Ghana’s Speaker of Parliament, Rt. Hon. Alban Sumana Kingsford Bagbin used a major parliamentary economic platform in Marrakesh this week to press regional economic blocs to look outward, urging African, Euro-Mediterranean and Gulf institutions to move past intra-regional integration.
He is calling for what he termed “constructing formidable relationships” across regions for mutual economic gain.
Addressing the 4th Marrakesh Parliamentary Dialogue, Speaker Bagbin told delegates that existing regional economic arrangements, however effective internally, risk becoming limiting structures if they do not connect outward to other regional markets.
He framed the call directly, advising blocs to move beyond “building regional economic silos” toward partnerships that expand “economic opportunity for mutual profit” between Africa, the Euro-Mediterranean zone, and the Gulf states.
Central to his pitch was Ghana’s positioning as a natural convergence point for cross-regional trade.
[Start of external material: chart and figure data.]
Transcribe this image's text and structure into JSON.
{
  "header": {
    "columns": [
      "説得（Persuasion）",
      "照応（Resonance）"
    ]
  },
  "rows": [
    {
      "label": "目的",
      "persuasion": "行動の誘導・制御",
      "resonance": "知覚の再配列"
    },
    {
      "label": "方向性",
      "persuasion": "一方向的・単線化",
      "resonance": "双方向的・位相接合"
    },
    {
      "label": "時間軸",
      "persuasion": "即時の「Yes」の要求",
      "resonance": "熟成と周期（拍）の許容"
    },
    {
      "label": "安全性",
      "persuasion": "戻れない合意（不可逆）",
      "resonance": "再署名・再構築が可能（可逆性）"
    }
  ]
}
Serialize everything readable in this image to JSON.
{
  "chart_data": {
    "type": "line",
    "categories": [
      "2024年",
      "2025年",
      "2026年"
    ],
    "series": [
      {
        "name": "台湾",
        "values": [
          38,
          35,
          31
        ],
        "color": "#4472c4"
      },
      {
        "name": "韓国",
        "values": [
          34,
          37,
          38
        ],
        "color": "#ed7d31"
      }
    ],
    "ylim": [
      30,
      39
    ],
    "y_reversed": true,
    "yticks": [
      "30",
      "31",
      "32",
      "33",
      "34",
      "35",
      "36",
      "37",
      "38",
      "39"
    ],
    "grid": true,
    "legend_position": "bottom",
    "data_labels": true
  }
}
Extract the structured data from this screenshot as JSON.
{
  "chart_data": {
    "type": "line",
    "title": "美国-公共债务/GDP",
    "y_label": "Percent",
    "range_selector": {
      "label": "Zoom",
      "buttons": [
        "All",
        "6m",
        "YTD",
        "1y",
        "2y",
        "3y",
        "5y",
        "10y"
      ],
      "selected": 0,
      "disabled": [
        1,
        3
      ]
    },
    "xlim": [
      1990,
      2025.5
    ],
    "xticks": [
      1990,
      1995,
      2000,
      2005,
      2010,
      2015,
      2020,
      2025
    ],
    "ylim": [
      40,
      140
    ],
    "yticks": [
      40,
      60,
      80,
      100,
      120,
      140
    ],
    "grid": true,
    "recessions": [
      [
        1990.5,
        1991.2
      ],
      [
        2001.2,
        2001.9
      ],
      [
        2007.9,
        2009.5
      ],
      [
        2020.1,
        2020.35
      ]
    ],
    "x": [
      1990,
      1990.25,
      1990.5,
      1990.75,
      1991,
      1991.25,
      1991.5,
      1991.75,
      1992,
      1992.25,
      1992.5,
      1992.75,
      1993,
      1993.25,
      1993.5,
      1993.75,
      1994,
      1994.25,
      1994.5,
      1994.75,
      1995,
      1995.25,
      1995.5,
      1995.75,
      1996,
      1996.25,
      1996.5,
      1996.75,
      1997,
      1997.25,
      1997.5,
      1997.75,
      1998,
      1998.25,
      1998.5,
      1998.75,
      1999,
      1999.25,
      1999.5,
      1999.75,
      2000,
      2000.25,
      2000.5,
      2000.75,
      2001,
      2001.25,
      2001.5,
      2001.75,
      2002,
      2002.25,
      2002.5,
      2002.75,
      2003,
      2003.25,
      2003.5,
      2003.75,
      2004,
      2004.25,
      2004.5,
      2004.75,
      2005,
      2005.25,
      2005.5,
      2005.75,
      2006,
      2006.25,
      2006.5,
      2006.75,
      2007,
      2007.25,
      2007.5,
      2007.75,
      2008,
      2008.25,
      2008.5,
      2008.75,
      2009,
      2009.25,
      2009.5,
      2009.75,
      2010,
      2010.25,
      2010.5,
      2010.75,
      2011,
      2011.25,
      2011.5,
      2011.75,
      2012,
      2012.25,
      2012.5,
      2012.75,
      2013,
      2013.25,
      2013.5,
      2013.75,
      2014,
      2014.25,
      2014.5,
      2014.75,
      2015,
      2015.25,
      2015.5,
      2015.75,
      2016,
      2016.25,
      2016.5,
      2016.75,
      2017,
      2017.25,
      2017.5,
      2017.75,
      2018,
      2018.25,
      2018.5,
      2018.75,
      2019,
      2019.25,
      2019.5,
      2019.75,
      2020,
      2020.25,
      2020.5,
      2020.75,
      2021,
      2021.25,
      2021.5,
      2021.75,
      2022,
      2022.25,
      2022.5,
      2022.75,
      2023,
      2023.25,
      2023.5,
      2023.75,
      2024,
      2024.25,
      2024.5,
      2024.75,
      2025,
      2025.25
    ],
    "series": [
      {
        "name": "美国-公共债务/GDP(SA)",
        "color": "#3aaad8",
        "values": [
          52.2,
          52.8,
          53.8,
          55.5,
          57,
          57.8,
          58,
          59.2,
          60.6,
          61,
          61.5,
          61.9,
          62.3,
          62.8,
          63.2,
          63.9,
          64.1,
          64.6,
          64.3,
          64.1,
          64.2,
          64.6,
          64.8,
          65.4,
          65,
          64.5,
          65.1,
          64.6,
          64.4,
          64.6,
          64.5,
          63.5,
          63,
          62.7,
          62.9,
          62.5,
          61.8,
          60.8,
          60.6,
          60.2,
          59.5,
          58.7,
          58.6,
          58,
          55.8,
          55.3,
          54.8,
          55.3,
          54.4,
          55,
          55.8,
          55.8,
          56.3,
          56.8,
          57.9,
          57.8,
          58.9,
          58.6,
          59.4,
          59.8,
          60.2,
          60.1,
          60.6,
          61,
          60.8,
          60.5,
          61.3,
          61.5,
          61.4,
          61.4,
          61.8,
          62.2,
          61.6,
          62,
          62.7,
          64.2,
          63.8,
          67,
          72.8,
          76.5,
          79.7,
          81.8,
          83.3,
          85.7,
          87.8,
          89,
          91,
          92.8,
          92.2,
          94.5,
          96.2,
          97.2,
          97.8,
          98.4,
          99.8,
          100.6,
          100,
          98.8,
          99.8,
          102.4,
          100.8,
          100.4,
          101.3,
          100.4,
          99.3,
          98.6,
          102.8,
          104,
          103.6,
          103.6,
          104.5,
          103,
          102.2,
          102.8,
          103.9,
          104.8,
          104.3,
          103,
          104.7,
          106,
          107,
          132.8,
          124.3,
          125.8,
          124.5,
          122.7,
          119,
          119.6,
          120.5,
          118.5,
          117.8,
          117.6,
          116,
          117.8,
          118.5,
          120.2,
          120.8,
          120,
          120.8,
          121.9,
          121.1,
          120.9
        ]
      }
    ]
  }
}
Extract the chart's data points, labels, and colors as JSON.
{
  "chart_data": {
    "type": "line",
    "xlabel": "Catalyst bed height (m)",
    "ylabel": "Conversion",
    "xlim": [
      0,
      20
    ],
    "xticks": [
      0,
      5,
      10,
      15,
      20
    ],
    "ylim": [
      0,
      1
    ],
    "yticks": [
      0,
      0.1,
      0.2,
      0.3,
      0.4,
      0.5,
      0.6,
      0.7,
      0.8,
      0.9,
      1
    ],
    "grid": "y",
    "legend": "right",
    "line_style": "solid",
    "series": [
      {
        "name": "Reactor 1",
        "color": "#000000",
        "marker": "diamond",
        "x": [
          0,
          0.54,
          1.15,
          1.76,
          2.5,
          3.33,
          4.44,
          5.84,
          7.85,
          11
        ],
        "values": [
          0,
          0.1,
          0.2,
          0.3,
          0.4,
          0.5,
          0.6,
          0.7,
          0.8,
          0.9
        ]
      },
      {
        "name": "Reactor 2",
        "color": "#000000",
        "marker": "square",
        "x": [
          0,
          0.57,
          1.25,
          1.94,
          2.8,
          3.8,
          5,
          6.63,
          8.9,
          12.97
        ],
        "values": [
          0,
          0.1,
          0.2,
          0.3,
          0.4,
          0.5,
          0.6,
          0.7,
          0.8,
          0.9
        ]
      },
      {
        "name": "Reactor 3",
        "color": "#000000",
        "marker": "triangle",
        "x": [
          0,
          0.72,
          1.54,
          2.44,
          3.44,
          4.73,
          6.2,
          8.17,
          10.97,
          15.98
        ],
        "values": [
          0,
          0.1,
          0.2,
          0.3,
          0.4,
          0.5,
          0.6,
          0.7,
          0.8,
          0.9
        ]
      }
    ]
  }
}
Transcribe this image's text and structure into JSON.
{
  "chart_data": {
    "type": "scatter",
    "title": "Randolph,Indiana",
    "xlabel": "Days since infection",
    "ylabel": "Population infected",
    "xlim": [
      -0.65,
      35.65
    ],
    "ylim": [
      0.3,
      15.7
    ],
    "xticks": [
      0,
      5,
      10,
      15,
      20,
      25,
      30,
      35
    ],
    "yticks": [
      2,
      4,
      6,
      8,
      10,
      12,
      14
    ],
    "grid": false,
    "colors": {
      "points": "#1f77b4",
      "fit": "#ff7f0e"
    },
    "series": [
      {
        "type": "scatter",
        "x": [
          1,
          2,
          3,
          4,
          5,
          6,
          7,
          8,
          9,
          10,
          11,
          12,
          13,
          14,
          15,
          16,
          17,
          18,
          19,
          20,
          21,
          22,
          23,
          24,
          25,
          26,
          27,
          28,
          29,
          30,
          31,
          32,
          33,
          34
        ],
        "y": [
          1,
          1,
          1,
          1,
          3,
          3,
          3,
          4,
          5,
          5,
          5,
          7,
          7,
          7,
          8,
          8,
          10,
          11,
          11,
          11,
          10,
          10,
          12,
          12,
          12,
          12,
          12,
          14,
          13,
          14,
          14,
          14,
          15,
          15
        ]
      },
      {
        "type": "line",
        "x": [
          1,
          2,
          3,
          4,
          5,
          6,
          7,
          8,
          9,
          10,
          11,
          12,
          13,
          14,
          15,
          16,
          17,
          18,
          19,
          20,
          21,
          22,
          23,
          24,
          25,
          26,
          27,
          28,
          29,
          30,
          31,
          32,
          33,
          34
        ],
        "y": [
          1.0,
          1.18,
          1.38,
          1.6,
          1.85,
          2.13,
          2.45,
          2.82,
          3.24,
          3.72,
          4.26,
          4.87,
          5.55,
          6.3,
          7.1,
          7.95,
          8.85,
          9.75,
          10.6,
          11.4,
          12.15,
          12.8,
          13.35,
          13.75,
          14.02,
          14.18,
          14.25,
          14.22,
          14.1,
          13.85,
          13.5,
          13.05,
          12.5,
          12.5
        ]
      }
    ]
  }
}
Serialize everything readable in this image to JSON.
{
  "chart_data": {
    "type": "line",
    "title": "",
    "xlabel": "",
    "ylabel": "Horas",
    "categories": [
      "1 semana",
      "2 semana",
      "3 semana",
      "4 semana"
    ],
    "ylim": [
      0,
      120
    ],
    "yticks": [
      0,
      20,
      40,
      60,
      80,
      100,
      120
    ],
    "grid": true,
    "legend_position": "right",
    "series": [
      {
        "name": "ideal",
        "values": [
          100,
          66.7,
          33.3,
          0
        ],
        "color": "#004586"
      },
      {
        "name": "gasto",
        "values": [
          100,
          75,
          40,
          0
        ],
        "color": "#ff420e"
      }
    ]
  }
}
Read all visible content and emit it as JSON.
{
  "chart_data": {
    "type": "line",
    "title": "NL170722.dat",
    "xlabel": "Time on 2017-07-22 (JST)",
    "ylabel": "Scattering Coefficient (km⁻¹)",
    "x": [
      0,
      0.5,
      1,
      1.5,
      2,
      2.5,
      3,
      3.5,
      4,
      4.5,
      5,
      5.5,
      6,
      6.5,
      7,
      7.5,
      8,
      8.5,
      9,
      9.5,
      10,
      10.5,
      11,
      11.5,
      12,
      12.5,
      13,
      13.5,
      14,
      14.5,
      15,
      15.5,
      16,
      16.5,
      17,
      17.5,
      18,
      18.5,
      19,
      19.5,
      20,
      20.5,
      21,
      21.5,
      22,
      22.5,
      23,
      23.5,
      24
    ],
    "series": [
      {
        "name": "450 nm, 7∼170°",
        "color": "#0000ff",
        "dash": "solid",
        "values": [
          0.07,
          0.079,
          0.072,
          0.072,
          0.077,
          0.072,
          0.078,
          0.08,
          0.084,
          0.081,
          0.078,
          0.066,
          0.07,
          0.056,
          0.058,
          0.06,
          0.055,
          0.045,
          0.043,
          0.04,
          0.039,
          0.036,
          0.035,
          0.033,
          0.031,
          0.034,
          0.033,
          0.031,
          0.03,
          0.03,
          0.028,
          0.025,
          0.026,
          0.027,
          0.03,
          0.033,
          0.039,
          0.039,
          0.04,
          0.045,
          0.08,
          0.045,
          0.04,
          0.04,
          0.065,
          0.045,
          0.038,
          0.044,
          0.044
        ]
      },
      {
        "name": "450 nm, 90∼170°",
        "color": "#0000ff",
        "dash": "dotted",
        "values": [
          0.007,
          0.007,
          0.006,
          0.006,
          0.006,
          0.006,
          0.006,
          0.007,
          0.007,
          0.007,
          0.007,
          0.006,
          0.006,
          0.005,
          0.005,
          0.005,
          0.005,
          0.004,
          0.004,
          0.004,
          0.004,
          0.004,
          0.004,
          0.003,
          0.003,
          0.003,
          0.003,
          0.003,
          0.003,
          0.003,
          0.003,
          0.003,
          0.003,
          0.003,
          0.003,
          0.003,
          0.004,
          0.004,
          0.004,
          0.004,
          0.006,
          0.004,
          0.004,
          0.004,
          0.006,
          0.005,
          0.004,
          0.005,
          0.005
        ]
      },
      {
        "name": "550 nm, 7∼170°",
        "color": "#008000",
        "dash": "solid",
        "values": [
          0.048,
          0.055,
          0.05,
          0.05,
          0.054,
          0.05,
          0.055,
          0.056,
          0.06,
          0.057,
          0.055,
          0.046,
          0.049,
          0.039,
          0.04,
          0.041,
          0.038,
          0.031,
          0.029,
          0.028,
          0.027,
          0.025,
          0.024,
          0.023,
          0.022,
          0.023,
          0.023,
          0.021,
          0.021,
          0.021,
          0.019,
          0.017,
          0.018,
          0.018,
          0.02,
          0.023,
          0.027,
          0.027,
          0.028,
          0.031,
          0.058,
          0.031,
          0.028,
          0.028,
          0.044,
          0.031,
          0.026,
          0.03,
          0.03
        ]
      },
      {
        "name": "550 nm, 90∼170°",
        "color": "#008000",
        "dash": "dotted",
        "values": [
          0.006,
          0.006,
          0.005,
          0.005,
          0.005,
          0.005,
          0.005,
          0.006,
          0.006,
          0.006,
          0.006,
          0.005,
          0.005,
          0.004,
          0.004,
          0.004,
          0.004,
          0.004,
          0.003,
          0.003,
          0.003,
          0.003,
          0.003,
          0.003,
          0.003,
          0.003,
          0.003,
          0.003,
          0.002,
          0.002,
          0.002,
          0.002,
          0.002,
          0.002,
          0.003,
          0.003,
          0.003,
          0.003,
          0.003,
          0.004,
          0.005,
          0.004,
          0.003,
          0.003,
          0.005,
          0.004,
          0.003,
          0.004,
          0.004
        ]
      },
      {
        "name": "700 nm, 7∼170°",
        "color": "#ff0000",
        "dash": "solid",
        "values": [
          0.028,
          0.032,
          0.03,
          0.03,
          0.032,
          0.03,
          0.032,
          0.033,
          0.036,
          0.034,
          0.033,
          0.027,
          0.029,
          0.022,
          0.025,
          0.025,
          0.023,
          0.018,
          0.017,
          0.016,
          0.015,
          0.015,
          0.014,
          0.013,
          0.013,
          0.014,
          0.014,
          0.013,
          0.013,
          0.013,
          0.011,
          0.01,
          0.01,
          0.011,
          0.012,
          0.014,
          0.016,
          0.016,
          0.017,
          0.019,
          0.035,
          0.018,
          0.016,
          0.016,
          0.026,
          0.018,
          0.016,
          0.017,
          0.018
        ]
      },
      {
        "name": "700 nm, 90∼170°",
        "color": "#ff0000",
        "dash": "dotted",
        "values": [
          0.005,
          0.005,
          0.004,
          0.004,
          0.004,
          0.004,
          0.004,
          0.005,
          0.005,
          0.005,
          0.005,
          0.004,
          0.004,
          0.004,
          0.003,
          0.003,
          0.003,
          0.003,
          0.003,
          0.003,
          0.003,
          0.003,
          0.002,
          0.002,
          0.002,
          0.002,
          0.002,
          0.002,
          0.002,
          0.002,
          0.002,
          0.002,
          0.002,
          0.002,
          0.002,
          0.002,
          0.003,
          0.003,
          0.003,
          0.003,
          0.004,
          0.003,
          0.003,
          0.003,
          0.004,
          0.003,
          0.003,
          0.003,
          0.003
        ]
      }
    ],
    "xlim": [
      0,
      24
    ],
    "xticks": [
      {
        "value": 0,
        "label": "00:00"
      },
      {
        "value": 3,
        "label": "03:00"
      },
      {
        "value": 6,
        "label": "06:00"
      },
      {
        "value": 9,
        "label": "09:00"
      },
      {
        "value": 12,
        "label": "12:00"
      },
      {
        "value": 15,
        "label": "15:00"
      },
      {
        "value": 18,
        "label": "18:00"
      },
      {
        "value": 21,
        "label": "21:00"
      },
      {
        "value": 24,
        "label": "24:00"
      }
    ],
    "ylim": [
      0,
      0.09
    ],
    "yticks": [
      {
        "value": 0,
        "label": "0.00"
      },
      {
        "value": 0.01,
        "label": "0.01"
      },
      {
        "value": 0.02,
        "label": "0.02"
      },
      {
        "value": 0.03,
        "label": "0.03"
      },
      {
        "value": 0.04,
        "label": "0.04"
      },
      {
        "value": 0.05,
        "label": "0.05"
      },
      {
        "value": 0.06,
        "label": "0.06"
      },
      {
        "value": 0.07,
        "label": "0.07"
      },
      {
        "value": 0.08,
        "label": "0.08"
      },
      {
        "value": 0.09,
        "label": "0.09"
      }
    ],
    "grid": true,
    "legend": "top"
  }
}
The Speaker pointed to the country’s location on the West African coast as offering “a natural gateway” to landlocked Sahelian states and to global shipping lines, a geographic advantage he said positions Ghana to boost “both intra and inter-regional trade.”
He cited the country’s stable political environment, improving transport infrastructure, and expanding port facilities at Tema and Takoradi as further competitive strengths that ought to draw international business attention, while noting that the government’s deliberate alignment of industrialisation and export diversification strategies, including the planned transition to a 24-hour economy, would support continuous production, trade facilitation, and global competitiveness.
Bagbin further outlined the policy architecture Ghana has built to support deeper continental and inter-regional trade. He referenced a dedicated policy framework and action plan for implementing the African Continental Free Trade Area (AfCFTA), alongside a National Export Development Strategy (NEDS) designed to revitalise the country’s export base with a sharper focus on tapping Africa’s market of over 1.3 billion consumers.
According to him, the action plan sets out guidance for mainstreaming AfCFTA implementation through value-addition to exports, building capacity to compete more effectively with imports, and expanding job-creation opportunities tied to export growth.
The Marrakesh Parliamentary Dialogue, organised by the Parliamentary Assembly of the Mediterranean and the House of Councillors of the Kingdom of Morocco in partnership with the Parliamentary Network of the World Bank and the International Monetary Fund, brought together senior policymakers, civil society representatives and academics from across Africa, the Euro-Mediterranean region and the Gulf.
The Forum’s four thematic panels tackled public debt and trade impediments, investment in artificial intelligence and a proposed Euro-Mediterranean and Gulf AI Hub, sustainable job creation through regional incubators and the Blue Economy, and the impact of climate change on food security, discussions that fed directly into Bagbin’s broader argument that economic resilience now depends on regions actively building bridges with one another rather than deepening only their own internal integration.
On the sidelines of the Forum, the Speaker held bilateral meetings with his counterparts from the United Arab Emirates and Niger, as well as the President of the Moroccan House of Councillors, engagements that parliamentary officials described as part of efforts toward the same goal of strengthening formidable, cross-regional ties that Bagbin placed at the heart of his Marrakesh address.